Solved – does it make sense for non-negative data to subtract the mean and divide by the std dev

image processingmeannormalizationstandard deviation

It is a very usual procedure to subtract the mean and divide by the standard deviation in a set of data. If we deal with non-negative data, i.e. image, (in [0,1] or [0,255]), does this procedure make sense? Violating the non-negative constraint, what happens?

I add some further considerations.

Suppose you have an image and you decompose it in a set of overlapping patches. Why should you subtract the mean and divide by the std dev for each patch (violating the non-neg prior)?

This procedure is also used in dictionary learning and sparse coding. In dictionary learning, given an image ($y$), a standard approach is dividing it into a set of patches ($p$), then subtract the mean ($p_m$) and dividing by the std deviation ($p_s$).

Is it a crucial step if data are non-negative?

Best Answer

First of all, there have been several questions on standardization already, e.g.

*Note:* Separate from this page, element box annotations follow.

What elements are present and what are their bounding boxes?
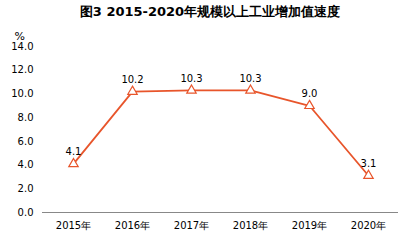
- svg-text:10.2: 10.2: [121, 74, 143, 85]
- svg-text:6.0: 6.0: [18, 136, 34, 147]
- svg-text:2.0: 2.0: [18, 183, 34, 194]
- svg-text:10.0: 10.0: [11, 88, 33, 99]
- svg-text:2020年: 2020年: [351, 220, 386, 231]
- svg-text:8.0: 8.0: [18, 112, 34, 123]
- svg-text:%: %: [15, 30, 25, 43]
- svg-text:2018年: 2018年: [233, 220, 268, 231]
- svg-text:4.0: 4.0: [18, 159, 34, 170]
- svg-text:0.0: 0.0: [18, 207, 34, 218]
- svg-text:2015年: 2015年: [56, 220, 91, 231]
- svg-text:12.0: 12.0: [11, 64, 33, 75]
- svg-text:10.3: 10.3: [239, 73, 261, 84]
- svg-text:14.0: 14.0: [11, 40, 34, 52]
- svg-text:2016年: 2016年: [115, 220, 150, 231]
- svg-text:2019年: 2019年: [292, 220, 327, 231]
- svg-text:10.3: 10.3: [180, 73, 202, 84]
- svg-text:9.0: 9.0: [302, 88, 318, 99]
- svg-text:2017年: 2017年: [174, 220, 209, 231]
- svg-text:4.1: 4.1: [66, 146, 82, 157]
- svg-text:3.1: 3.1: [361, 158, 377, 169]
- html-text:图3 2015-2020年规模以上工业增加值速度: 图3 2015-2020年规模以上工业增加值速度: [79, 4, 341, 19]
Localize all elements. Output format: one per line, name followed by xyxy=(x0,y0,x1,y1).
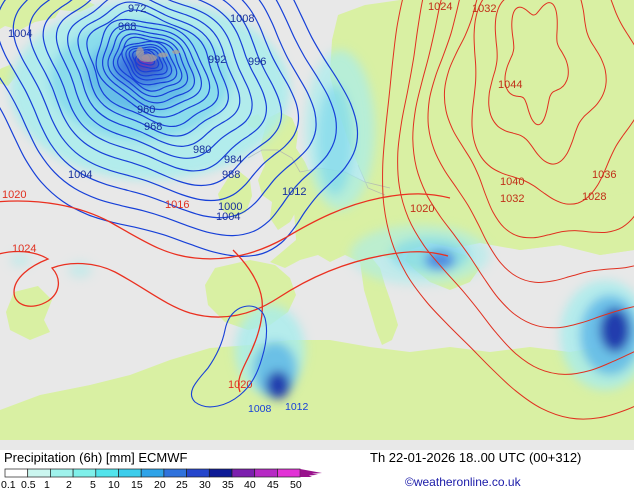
svg-text:25: 25 xyxy=(176,479,188,490)
svg-text:30: 30 xyxy=(199,479,211,490)
svg-text:960: 960 xyxy=(137,104,155,116)
svg-text:50: 50 xyxy=(290,479,302,490)
svg-text:5: 5 xyxy=(90,479,96,490)
svg-text:1020: 1020 xyxy=(410,203,434,215)
svg-text:980: 980 xyxy=(193,144,211,156)
svg-text:35: 35 xyxy=(222,479,234,490)
svg-text:992: 992 xyxy=(208,54,226,66)
svg-text:968: 968 xyxy=(144,121,162,133)
svg-text:1004: 1004 xyxy=(8,28,32,40)
svg-text:984: 984 xyxy=(224,154,242,166)
svg-text:Precipitation (6h) [mm] ECMWF: Precipitation (6h) [mm] ECMWF xyxy=(4,450,188,465)
svg-text:0.1: 0.1 xyxy=(1,479,16,490)
svg-text:1008: 1008 xyxy=(248,403,272,415)
svg-text:1004: 1004 xyxy=(68,169,92,181)
svg-text:©weatheronline.co.uk: ©weatheronline.co.uk xyxy=(405,475,522,489)
svg-text:1036: 1036 xyxy=(592,169,616,181)
svg-text:40: 40 xyxy=(244,479,256,490)
svg-text:1028: 1028 xyxy=(582,191,606,203)
svg-text:1044: 1044 xyxy=(498,79,522,91)
svg-text:972: 972 xyxy=(128,3,146,15)
svg-text:1012: 1012 xyxy=(285,401,309,413)
svg-text:1: 1 xyxy=(44,479,50,490)
svg-text:45: 45 xyxy=(267,479,279,490)
svg-text:1004: 1004 xyxy=(216,211,240,223)
svg-text:996: 996 xyxy=(248,56,266,68)
svg-text:2: 2 xyxy=(66,479,72,490)
svg-text:1032: 1032 xyxy=(472,3,496,15)
svg-text:1008: 1008 xyxy=(230,13,254,25)
svg-text:988: 988 xyxy=(222,169,240,181)
svg-text:1040: 1040 xyxy=(500,176,524,188)
svg-text:20: 20 xyxy=(154,479,166,490)
svg-text:Th 22-01-2026 18..00 UTC (00+3: Th 22-01-2026 18..00 UTC (00+312) xyxy=(370,450,581,465)
svg-text:1016: 1016 xyxy=(165,199,189,211)
svg-text:968: 968 xyxy=(118,21,136,33)
svg-text:1012: 1012 xyxy=(282,186,306,198)
svg-text:1024: 1024 xyxy=(428,1,452,13)
svg-text:1032: 1032 xyxy=(500,193,524,205)
svg-text:1020: 1020 xyxy=(2,189,26,201)
svg-text:0.5: 0.5 xyxy=(21,479,36,490)
svg-text:15: 15 xyxy=(131,479,143,490)
svg-text:10: 10 xyxy=(108,479,120,490)
svg-text:1024: 1024 xyxy=(12,243,36,255)
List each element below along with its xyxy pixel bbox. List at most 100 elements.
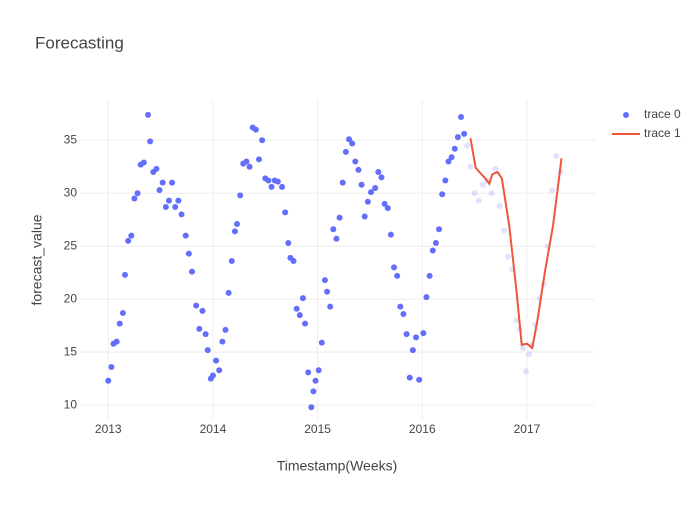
x-axis-title: Timestamp(Weeks) xyxy=(277,458,398,474)
point xyxy=(222,326,229,333)
point xyxy=(119,309,126,316)
point xyxy=(113,338,120,345)
point xyxy=(513,317,520,324)
point xyxy=(387,231,394,238)
point xyxy=(318,339,325,346)
point xyxy=(413,334,420,341)
point xyxy=(156,187,163,194)
point xyxy=(378,174,385,181)
point xyxy=(426,272,433,279)
point xyxy=(327,303,334,310)
point xyxy=(553,153,560,160)
point xyxy=(381,200,388,207)
point xyxy=(420,330,427,337)
point xyxy=(169,179,176,186)
point xyxy=(436,226,443,233)
point xyxy=(308,404,315,411)
legend-label: trace 0 xyxy=(644,107,681,121)
point xyxy=(209,372,216,379)
point xyxy=(454,134,461,141)
point xyxy=(108,364,115,371)
y-tick-label: 20 xyxy=(64,291,78,305)
point xyxy=(105,377,112,384)
point xyxy=(243,158,250,165)
point xyxy=(255,156,262,163)
legend-label: trace 1 xyxy=(644,126,681,140)
point xyxy=(234,220,241,227)
point xyxy=(367,189,374,196)
point xyxy=(492,165,499,172)
point xyxy=(310,388,317,395)
point xyxy=(423,294,430,301)
point xyxy=(519,344,526,351)
x-tick-label: 2015 xyxy=(304,422,331,436)
point xyxy=(330,226,337,233)
point xyxy=(116,320,123,327)
point xyxy=(409,347,416,354)
point xyxy=(312,377,319,384)
y-tick-label: 15 xyxy=(64,344,78,358)
point xyxy=(372,184,379,191)
point xyxy=(182,232,189,239)
point xyxy=(358,181,365,188)
point xyxy=(125,237,132,244)
point xyxy=(471,190,478,197)
point xyxy=(364,198,371,205)
point xyxy=(268,183,275,190)
y-tick-label: 10 xyxy=(64,397,78,411)
point xyxy=(346,136,353,143)
point xyxy=(147,138,154,145)
legend-swatch xyxy=(623,112,629,118)
point xyxy=(397,303,404,310)
point xyxy=(246,163,253,170)
point xyxy=(336,214,343,221)
point xyxy=(315,367,322,374)
point xyxy=(406,374,413,381)
point xyxy=(231,228,238,235)
point xyxy=(290,258,297,265)
point xyxy=(500,227,507,234)
y-axis-title: forecast_value xyxy=(29,214,45,305)
point xyxy=(342,148,349,155)
point xyxy=(225,289,232,296)
point xyxy=(429,247,436,254)
point xyxy=(145,111,152,118)
point xyxy=(202,331,209,338)
point xyxy=(122,271,129,278)
point xyxy=(196,325,203,332)
point xyxy=(479,181,486,188)
y-tick-label: 35 xyxy=(64,132,78,146)
point xyxy=(355,166,362,173)
point xyxy=(252,126,259,133)
point xyxy=(259,137,266,144)
point xyxy=(172,204,179,211)
point xyxy=(178,211,185,218)
y-tick-label: 25 xyxy=(64,238,78,252)
point xyxy=(526,351,533,358)
point xyxy=(216,367,223,374)
point xyxy=(432,240,439,247)
x-tick-label: 2014 xyxy=(200,422,227,436)
point xyxy=(324,288,331,295)
point xyxy=(361,213,368,220)
point xyxy=(293,305,300,312)
point xyxy=(159,179,166,186)
y-tick-label: 30 xyxy=(64,185,78,199)
point xyxy=(448,154,455,161)
point xyxy=(228,258,235,265)
point xyxy=(403,331,410,338)
x-tick-label: 2016 xyxy=(409,422,436,436)
point xyxy=(461,130,468,137)
point xyxy=(549,187,556,194)
point xyxy=(140,159,147,166)
point xyxy=(199,307,206,314)
x-tick-label: 2013 xyxy=(95,422,122,436)
point xyxy=(237,192,244,199)
point xyxy=(189,268,196,275)
point xyxy=(458,113,465,120)
point xyxy=(416,376,423,383)
point xyxy=(131,195,138,202)
point xyxy=(204,347,211,354)
point xyxy=(467,163,474,170)
point xyxy=(488,190,495,197)
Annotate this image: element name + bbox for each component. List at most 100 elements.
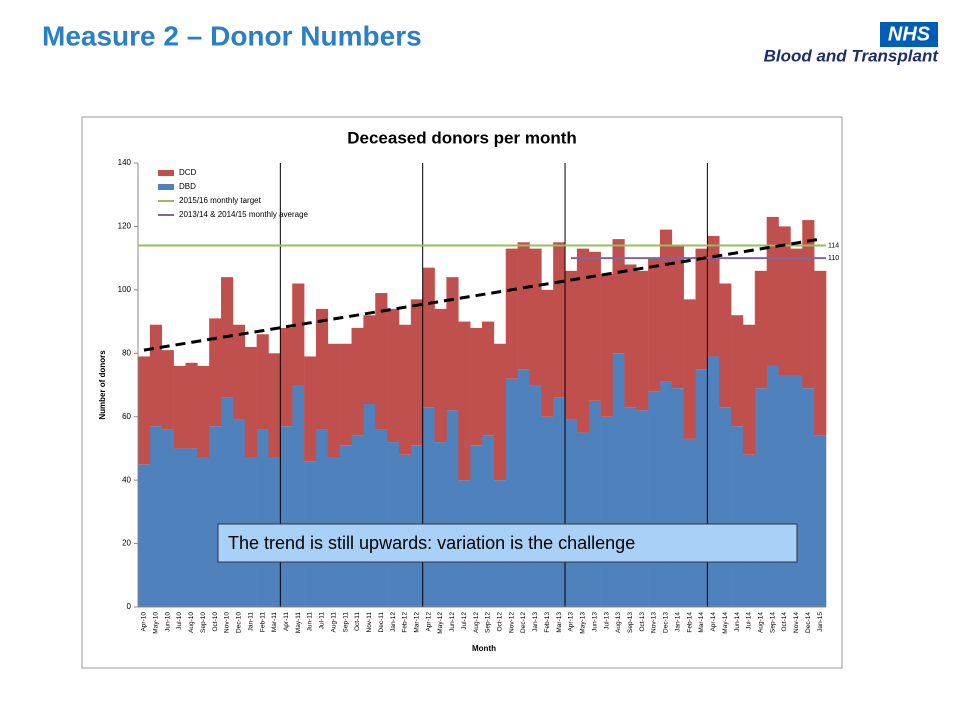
bar-segment bbox=[410, 299, 423, 446]
bar-segment bbox=[754, 388, 767, 607]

Subtracting the mean is one way of centering your data: The average becomes the new origin in the "point cloud description" of the data (each case is a point in $p$ dimensions, for RGB images, $p = 3$). Properly centered data can lead to numerically more stable models, and centering may also help in the interpretation of data and models: it sets a "baseline", and the centered data records deviations from this.
Whether this is a sensible idea depends on your data: for some data it does make sense, for other data another center may be more appropriate, yet other data sets do already have a useful center. E.g. in the example of star photographs, you may want to find out the average background color and subtract that.

Dividing by the standard deviation (or the variance) standardizes the data. This can be useful to achieve equal weights for all input channels in the subsequent data analysis. In other cases, is is not sensible. The latter may very well be the case for your data: your variates already share their physical unit. However, you may want to calibrate them to correct the wavelength dependence of the camera's sensitivity (whitelight correction).

You may also want to adjust all channels together: that would be adjusting contrast and brightness, which are also a way to center and standardize.